The two leaders also were loosed from the traces, and, with a parting flick at their hind quarters, were sent cantering down the road in front of us. Meanwhile, we got down from our perch, and tasted Corsican snow for the first time.
The col, or Bocca, was bare of trees; and we looked down upon magnificent views. These cols are nearly always denuded of vegetation, even when surrounded on every side by rich forests. Exposed to the winds from every quarter, they rise out of their green nest, grey and bleak, like a bald head surrounded by a thick monastic fringe.
On one side of us lay the forest through which we had passed; on the other lay a chain of blue inland hills and valleys, and the chestnut region of Bocognano. Indigo clouds, fringed and angry, hung above, and everything was toned down to the same deep stormy blue, as the thunder growled heavily beneath us.
The snow lies exceedingly thick upon the Foce Pass in winter, and only three weeks before our arrival some fellow-countrymen of ours had experienced the difficulty of crossing the island between Corte and Ajaccio. The diligence had broken down, and they had been compelled to walk nine miles through heavy snow to the nearest halting-place; and this in the month of March. Yet it gave one almost a shudder to leave the cold, clear bracing air of the col, with its sunny sky and snowy hills, for the blue-black growling inferno at our feet. But it had to be done, and we little guessed with what celerity.
No sooner were the passengers reseated, and the driver and conductor each in his place, than both the long whips began to play furiously, the horses were put into a gallop, and down we went, flying over the steep winding road like the wind, the men shouting madly, the carriage swaying from side to side, and the rocks and trees passing us as in a dream.
Every corner turned was a miracle of skill on the part of the clever horses, and, as we hung mid-air over the precipice, balanced like Mahomet's coffin twixt earth and heaven, we one and all mentally breathed our last prayer, and thought of the obituary columns of the Times or Galignani.
The pace grew more fast and furious, and the fun more boisterous than ever when we sighted a porcine happy family on the road before us, and enjoyed the sport of a chase.
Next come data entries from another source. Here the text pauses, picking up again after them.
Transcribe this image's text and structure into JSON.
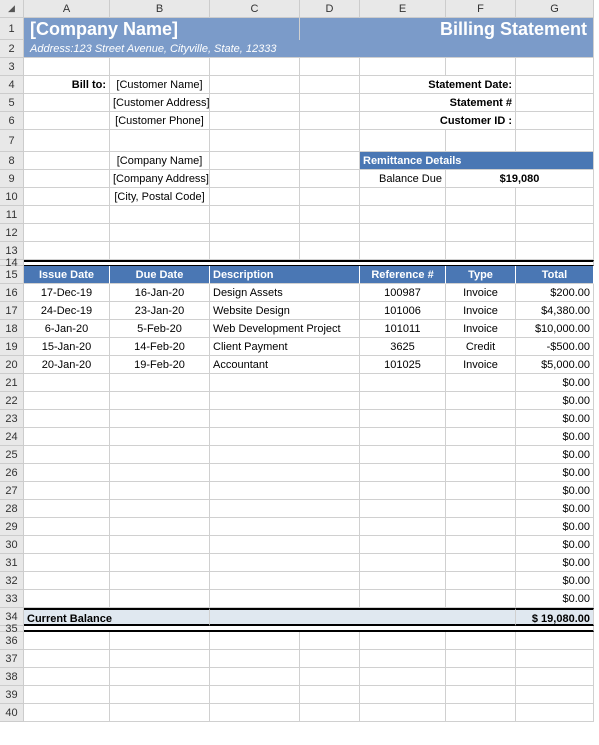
{
  "cols": [
    "A",
    "B",
    "C",
    "D",
    "E",
    "F",
    "G"
  ],
  "header": {
    "company": "[Company Name]",
    "title": "Billing Statement",
    "address_label": "Address:",
    "address": "123 Street Avenue, Cityville, State, 12333"
  },
  "billto": {
    "label": "Bill to:",
    "name": "[Customer Name]",
    "addr": "[Customer Address]",
    "phone": "[Customer Phone]"
  },
  "stmt": {
    "date_label": "Statement Date:",
    "num_label": "Statement #",
    "cust_label": "Customer ID :"
  },
  "from": {
    "name": "[Company Name]",
    "addr": "[Company Address]",
    "city": "[City, Postal Code]"
  },
  "remit": {
    "title": "Remittance Details",
    "balance_label": "Balance Due",
    "balance_value": "$19,080"
  },
  "table": {
    "headers": {
      "issue": "Issue Date",
      "due": "Due Date",
      "desc": "Description",
      "ref": "Reference #",
      "type": "Type",
      "total": "Total"
    },
    "rows": [
      {
        "issue": "17-Dec-19",
        "due": "16-Jan-20",
        "desc": "Design Assets",
        "ref": "100987",
        "type": "Invoice",
        "total": "$200.00"
      },
      {
        "issue": "24-Dec-19",
        "due": "23-Jan-20",
        "desc": "Website Design",
        "ref": "101006",
        "type": "Invoice",
        "total": "$4,380.00"
      },
      {
        "issue": "6-Jan-20",
        "due": "5-Feb-20",
        "desc": "Web Development Project",
        "ref": "101011",
        "type": "Invoice",
        "total": "$10,000.00"
      },
      {
        "issue": "15-Jan-20",
        "due": "14-Feb-20",
        "desc": "Client Payment",
        "ref": "3625",
        "type": "Credit",
        "total": "-$500.00"
      },
      {
        "issue": "20-Jan-20",
        "due": "19-Feb-20",
        "desc": "Accountant",
        "ref": "101025",
        "type": "Invoice",
        "total": "$5,000.00"
      }
    ],
    "empty_total": "$0.00",
    "empty_count": 13
  },
  "balance": {
    "label": "Current Balance",
    "value": "$  19,080.00"
  },
  "tail_rows": [
    35,
    36,
    37,
    38,
    39,
    40
  ]
}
Certainly those pigs ran as never could run British or civilized pigs. The family consisted of a stout mamma, three little ones, and a handsome large papa, one of the "hogs of the country," with a good deal of the wild boar about him, being of a bright orange colour, with high, stiff, black bristles up his back. The chase was kept up for a mile or two, with wonderful spirit on the part of the exhausted pigs, and amid a chorus of laughter from drivers and passengers, until at length a little roughness in the side of the road allowed the panting, squeaking victims to escape down the precipitous slope.
Chasing the two leaders seemed tame work after this; and No. 3 ventured to put in a word for the general safety of the public.
"Have the goodness," she said with dignity, touching the arm of the conductor, and casually moving her other hand towards the region of her pocket, "to go a little slower. This pace is unsafe."